While hexavalent chromium is not used in leather tanning, chromium III is the main ingredient in chrome tanning, and can transform into chromium VI in several different ways. Chromium III becomes the dangerous chromium VI during the leather finishing process, when oils or waxes are applied. Once the leather is finished, this transformation can also occur during the manufacturing process if leather is heated or treated with friction when applying wax. The chromium III present in finished chrome tanned leather products turns into chromium VI with exposure to heat, sunlight, and oxygen. So if chromium VI is not formed in leather during the finishing or the manufacturing process, it is highly likely that it will form in your finished product through normal use. The European Union’s research into the chrome tanned leather market found “a considerable influence on the formation of chromium (VI) in leather could be attributed to ageing and UV irradiation.” When German regulators tested finished leather products for chromium VI between 2000 and 2006, “chromium (VI) was detected in more than half of 850 samples.”(8) Several studies are available backing up this research, for example, “in 2011, a small scale Danish study found that almost half of imported leather shoes and sandals contained chromium VI.” (5) It is possible as a consumer to avoid risking exposure to hexavalent chromium, but it requires a shift from the leather industry, and a commitment from consumers to vote with their dollars, and buy vegetable tanned leather products. Every purchase of a cheap, chrome tanned leather product reinforces the paradigm that consumers value low cost, over the effect their purchase has on the environment, the health of those who made it, and their own health.
Shift The Broken Paradigm
When buying your leather products, consider some important questions. Am I buying chrome tanned leather or vegetable tanned leather? Do I know where the leather for this product came from, or who made the product? If a brand does not disclose the source of its materials, or its manufacturers, what are they hiding? Unfortunately, leather coming from places like Hazaribagh, Bangladesh makes its way into the global supply chain with a deafening silence and lack of transparency. Major brands hide behind leather buying associations, so that they can claim they do not know the original source of their leather. But big brands such as “Michael Kors, Timberland, Hugo Boss, C & J Clark America, Puma, and the Gap Inc. brand Banana Republic” (4) have been exposed for using leather that originates in places like Hazaribagh. As consumers become more aware of the issues surrounding chrome tanned leather, many brands “have statements on their websites espousing support for ethical sourcing, human rights, and sustainable manufacturing processes. But few disclose detailed information about their suppliers.” (4) It is one thing to claim your supply chain is ethical, and sustainable, but without transparency, what good are those words from companies who have already been caught red handed?

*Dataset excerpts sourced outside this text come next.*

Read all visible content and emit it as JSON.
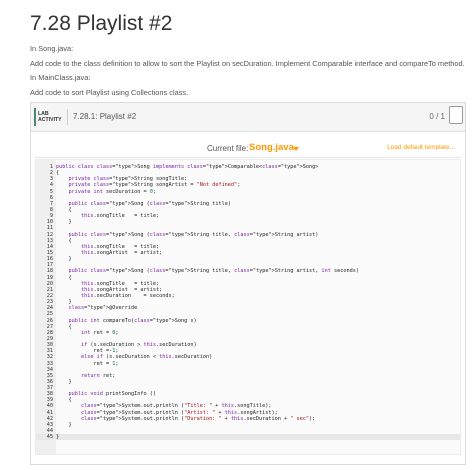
{
  "page": {
    "title": "7.28 Playlist #2",
    "instructions": [
      "In Song.java:",
      "Add code to the class definition to allow to sort the Playlist on secDuration. Implement Comparable interface and compareTo method.",
      "In MainClass.java:",
      "Add code to sort Playlist using Collections class."
    ]
  },
  "lab": {
    "badge_line1": "LAB",
    "badge_line2": "ACTIVITY",
    "title": "7.28.1: Playlist #2",
    "score": "0 / 1",
    "current_file_label": "Current file:",
    "current_file": "Song.java",
    "load_template": "Load default template..."
  },
  "code": [
    "public class Song implements Comparable<Song>",
    "{",
    "    private String songTitle;",
    "    private String songArtist = \"Not defined\";",
    "    private int secDuration = 0;",
    "",
    "    public Song (String title)",
    "    {",
    "        this.songTitle   = title;",
    "    }",
    "",
    "    public Song (String title, String artist)",
    "    {",
    "        this.songTitle   = title;",
    "        this.songArtist  = artist;",
    "    }",
    "",
    "    public Song (String title, String artist, int seconds)",
    "    {",
    "        this.songTitle   = title;",
    "        this.songArtist  = artist;",
    "        this.secDuration    = seconds;",
    "    }",
    "    @Override",
    "",
    "    public int compareTo(Song s)",
    "    {",
    "        int ret = 0;",
    "",
    "        if (s.secDuration > this.secDuration)",
    "            ret =-1;",
    "        else if (s.secDuration < this.secDuration)",
    "            ret = 1;",
    "",
    "        return ret;",
    "    }",
    "",
    "    public void printSongInfo ()",
    "    {",
    "        System.out.println (\"Title: \" + this.songTitle);",
    "        System.out.println (\"Artist: \" + this.songArtist);",
    "        System.out.println (\"Duration: \" + this.secDuration + \" sec\");",
    "    }",
    "",
    "}"
  ],
  "active_line": 45,
  "colors": {
    "accent": "#ff9800",
    "lab_badge_border": "#4a8a6f"
  }
}
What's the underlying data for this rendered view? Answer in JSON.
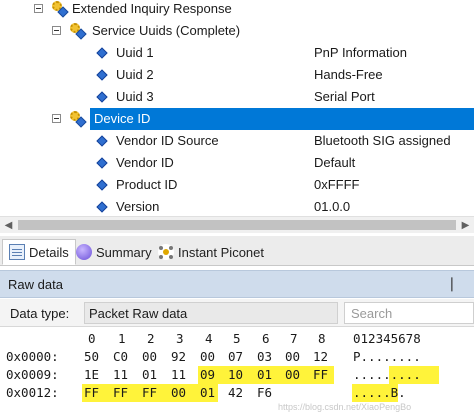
{
  "tree": {
    "rows": [
      {
        "label": "Extended Inquiry Response",
        "value": ""
      },
      {
        "label": "Service Uuids (Complete)",
        "value": ""
      },
      {
        "label": "Uuid 1",
        "value": "PnP Information"
      },
      {
        "label": "Uuid 2",
        "value": "Hands-Free"
      },
      {
        "label": "Uuid 3",
        "value": "Serial Port"
      },
      {
        "label": "Device ID",
        "value": ""
      },
      {
        "label": "Vendor ID Source",
        "value": "Bluetooth SIG assigned"
      },
      {
        "label": "Vendor ID",
        "value": "Default"
      },
      {
        "label": "Product ID",
        "value": "0xFFFF"
      },
      {
        "label": "Version",
        "value": "01.0.0"
      }
    ]
  },
  "tabs": [
    {
      "label": "Details"
    },
    {
      "label": "Summary"
    },
    {
      "label": "Instant Piconet"
    }
  ],
  "raw": {
    "title": "Raw data",
    "pin_glyph": "❘",
    "data_type_label": "Data type:",
    "data_type_value": "Packet Raw data",
    "search_placeholder": "Search",
    "column_header": [
      "0",
      "1",
      "2",
      "3",
      "4",
      "5",
      "6",
      "7",
      "8"
    ],
    "ascii_header": "012345678",
    "rows": [
      {
        "offset": "0x0000:",
        "bytes": [
          "50",
          "C0",
          "00",
          "92",
          "00",
          "07",
          "03",
          "00",
          "12"
        ],
        "ascii": "P........"
      },
      {
        "offset": "0x0009:",
        "bytes": [
          "1E",
          "11",
          "01",
          "11",
          "09",
          "10",
          "01",
          "00",
          "FF"
        ],
        "ascii": "........."
      },
      {
        "offset": "0x0012:",
        "bytes": [
          "FF",
          "FF",
          "FF",
          "00",
          "01",
          "42",
          "F6",
          "",
          ""
        ],
        "ascii": ".....B."
      }
    ]
  },
  "watermark": "https://blog.csdn.net/XiaoPengBo"
}
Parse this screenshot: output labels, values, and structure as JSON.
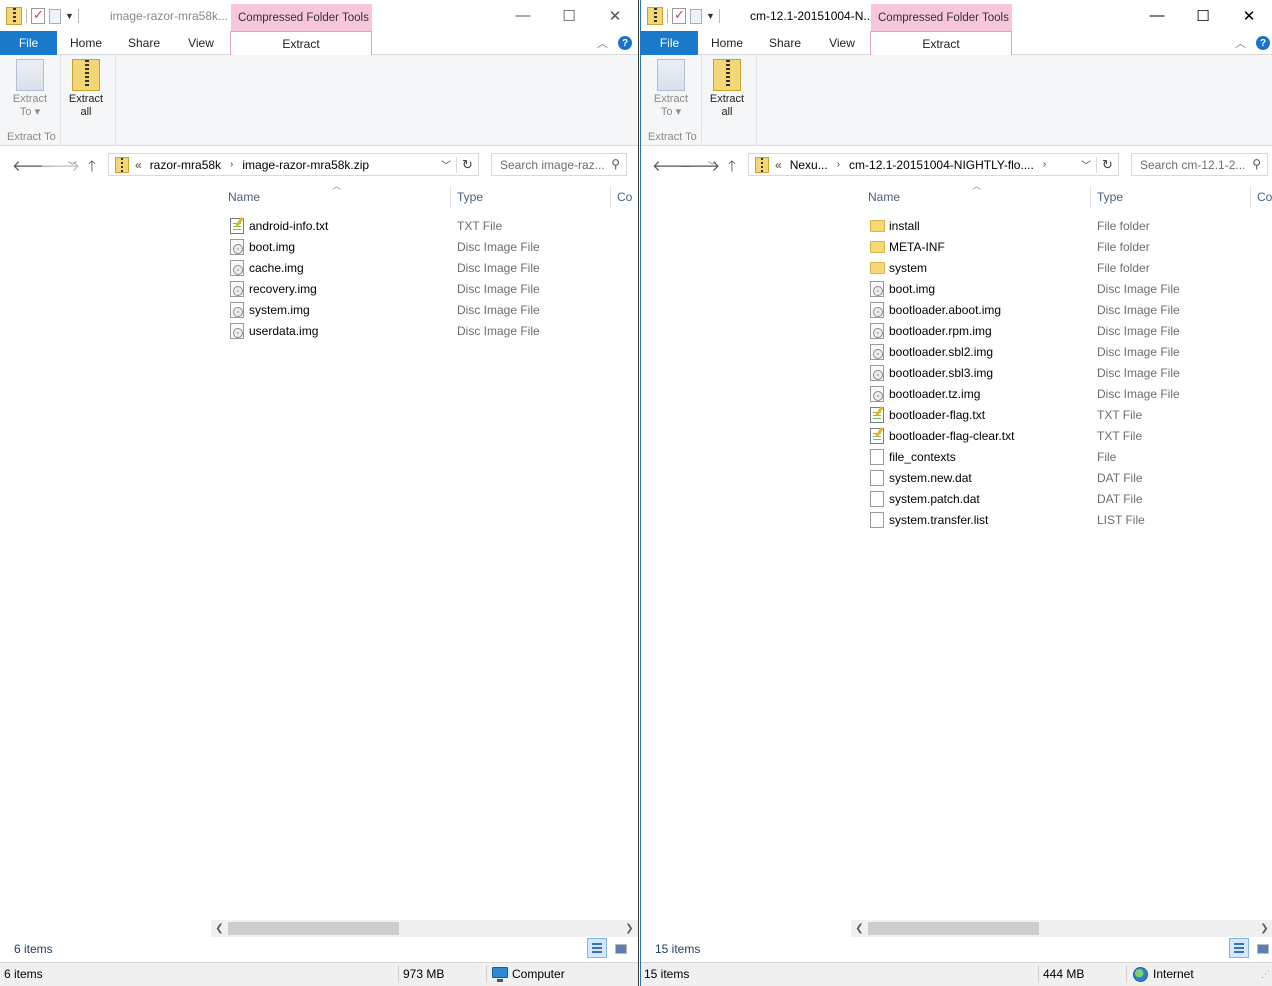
{
  "windows": {
    "left": {
      "title": "image-razor-mra58k...",
      "context_tab": "Compressed Folder Tools",
      "tabs": {
        "file": "File",
        "home": "Home",
        "share": "Share",
        "view": "View",
        "extract": "Extract"
      },
      "ribbon": {
        "extract_to": "Extract",
        "extract_to_2": "To",
        "extract_all": "Extract",
        "extract_all_2": "all",
        "group_label": "Extract To"
      },
      "address": {
        "prefix": "«",
        "crumbs": [
          "razor-mra58k",
          "image-razor-mra58k.zip"
        ]
      },
      "search_placeholder": "Search image-raz...",
      "columns": {
        "name": "Name",
        "type": "Type",
        "extra": "Co"
      },
      "files": [
        {
          "name": "android-info.txt",
          "type": "TXT File",
          "icon": "text-file-icon"
        },
        {
          "name": "boot.img",
          "type": "Disc Image File",
          "icon": "disc-image-icon"
        },
        {
          "name": "cache.img",
          "type": "Disc Image File",
          "icon": "disc-image-icon"
        },
        {
          "name": "recovery.img",
          "type": "Disc Image File",
          "icon": "disc-image-icon"
        },
        {
          "name": "system.img",
          "type": "Disc Image File",
          "icon": "disc-image-icon"
        },
        {
          "name": "userdata.img",
          "type": "Disc Image File",
          "icon": "disc-image-icon"
        }
      ],
      "item_count": "6 items",
      "statusbar": {
        "items": "6 items",
        "size": "973 MB",
        "zone": "Computer"
      }
    },
    "right": {
      "title": "cm-12.1-20151004-N...",
      "context_tab": "Compressed Folder Tools",
      "tabs": {
        "file": "File",
        "home": "Home",
        "share": "Share",
        "view": "View",
        "extract": "Extract"
      },
      "ribbon": {
        "extract_to": "Extract",
        "extract_to_2": "To",
        "extract_all": "Extract",
        "extract_all_2": "all",
        "group_label": "Extract To"
      },
      "address": {
        "prefix": "«",
        "crumbs": [
          "Nexu...",
          "cm-12.1-20151004-NIGHTLY-flo...."
        ]
      },
      "search_placeholder": "Search cm-12.1-2...",
      "columns": {
        "name": "Name",
        "type": "Type",
        "extra": "Co"
      },
      "files": [
        {
          "name": "install",
          "type": "File folder",
          "icon": "folder-icon"
        },
        {
          "name": "META-INF",
          "type": "File folder",
          "icon": "folder-icon"
        },
        {
          "name": "system",
          "type": "File folder",
          "icon": "folder-icon"
        },
        {
          "name": "boot.img",
          "type": "Disc Image File",
          "icon": "disc-image-icon"
        },
        {
          "name": "bootloader.aboot.img",
          "type": "Disc Image File",
          "icon": "disc-image-icon"
        },
        {
          "name": "bootloader.rpm.img",
          "type": "Disc Image File",
          "icon": "disc-image-icon"
        },
        {
          "name": "bootloader.sbl2.img",
          "type": "Disc Image File",
          "icon": "disc-image-icon"
        },
        {
          "name": "bootloader.sbl3.img",
          "type": "Disc Image File",
          "icon": "disc-image-icon"
        },
        {
          "name": "bootloader.tz.img",
          "type": "Disc Image File",
          "icon": "disc-image-icon"
        },
        {
          "name": "bootloader-flag.txt",
          "type": "TXT File",
          "icon": "text-file-icon"
        },
        {
          "name": "bootloader-flag-clear.txt",
          "type": "TXT File",
          "icon": "text-file-icon"
        },
        {
          "name": "file_contexts",
          "type": "File",
          "icon": "blank-file-icon"
        },
        {
          "name": "system.new.dat",
          "type": "DAT File",
          "icon": "blank-file-icon"
        },
        {
          "name": "system.patch.dat",
          "type": "DAT File",
          "icon": "blank-file-icon"
        },
        {
          "name": "system.transfer.list",
          "type": "LIST File",
          "icon": "blank-file-icon"
        }
      ],
      "item_count": "15 items",
      "statusbar": {
        "items": "15 items",
        "size": "444 MB",
        "zone": "Internet"
      }
    }
  }
}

Natural mimosa tannins used to make our vegetable tanned leather
Our Café leather hang drying after being dyed with natural anilines
Our Bottom Line
At Alta Andina, we are committed to conserving the environment of the Andean region. This includes protecting the health of the human beings in our supply chain, the health of our clients, and minimizing our environmental impact. Companies and brands who use chrome tanned leather and do not disclose the source of their materials are making their values and priorities clear. We are proud to be transparent about our entire supply chain, including our leather supplier, Curtiembres Del Valle. By highlighting the source of our leather, we empower our clients to make informed purchasing decisions, and help shift consumer demand and industry standards toward responsibly sourced and manufactured products.